How do you do that? By promoting the storytelling of the game, and of those who play it. The National Football League is the model here — no matchup is more compelling than that of Kansas City vs. Tampa Bay. Those are two small-market cities, but with two of the game’s biggest stars and two dynamic ways of playing their sport.
Likewise, Gobert thinks Silver has a similar vision in mind for his league’s small markets.
“I think the beauty of this game is that you can tell stories and I think the beauty is always in the journey more than in the profit. And at the end of the day, when you tell beautiful stories, it brings profit. So, you know, I think the league understands that.”

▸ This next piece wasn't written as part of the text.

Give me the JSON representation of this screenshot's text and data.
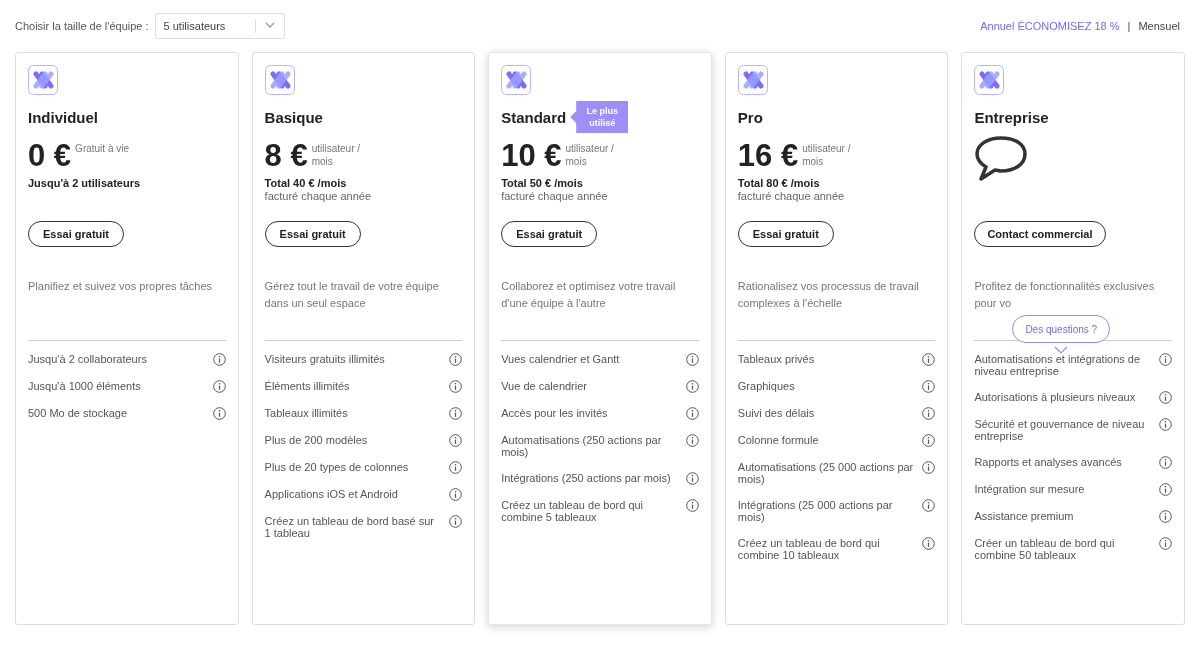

The NBA’s television partners, perhaps buoyed by the Jazz’s early good ratings, are starting to adapt as well. ESPN’s Cassidy Hubbarth and TNT’s Rebecca Haarlow both have been a frequent participant in team news conferences this week, and ESPN’s Tim MacMahon has covered the franchise well for the “Worldwide Leader In Sports.” During and after Tuesday’s Game 1 game against the Clippers, Bleacher Report’s Twitter feed had 10 consecutive tweets about the Jazz, Donovan Mitchell, Wade, Gobert, and a Jazz win. The stories are being told.
To Gobert, what is the story of the Jazz? The story he’d tell Adam Silver to market?
“I think it’s a beautiful story. It’s a story of resilience. It’s a story of, you know, just overcoming adversity. I think it’s just inspiring, it should be inspiring for everybody out there that pays attention,” Gobert said, looking back to last year’s shutdown after his positive COVID-19 test, the rift with Mitchell and the healing that occurred in the aftermath. Everything that happened, we could have just broke apart and we didn’t, we got stronger.
“I think down the road, all the adversity, it’s going to pay off when things get hard,” he said. Yes, he meant for the Jazz’s chase of an NBA title.
But for the business of a surging Jazz franchise in a surging Utah market, small doesn’t have to be a limiting factor anymore. Small can pay off, too.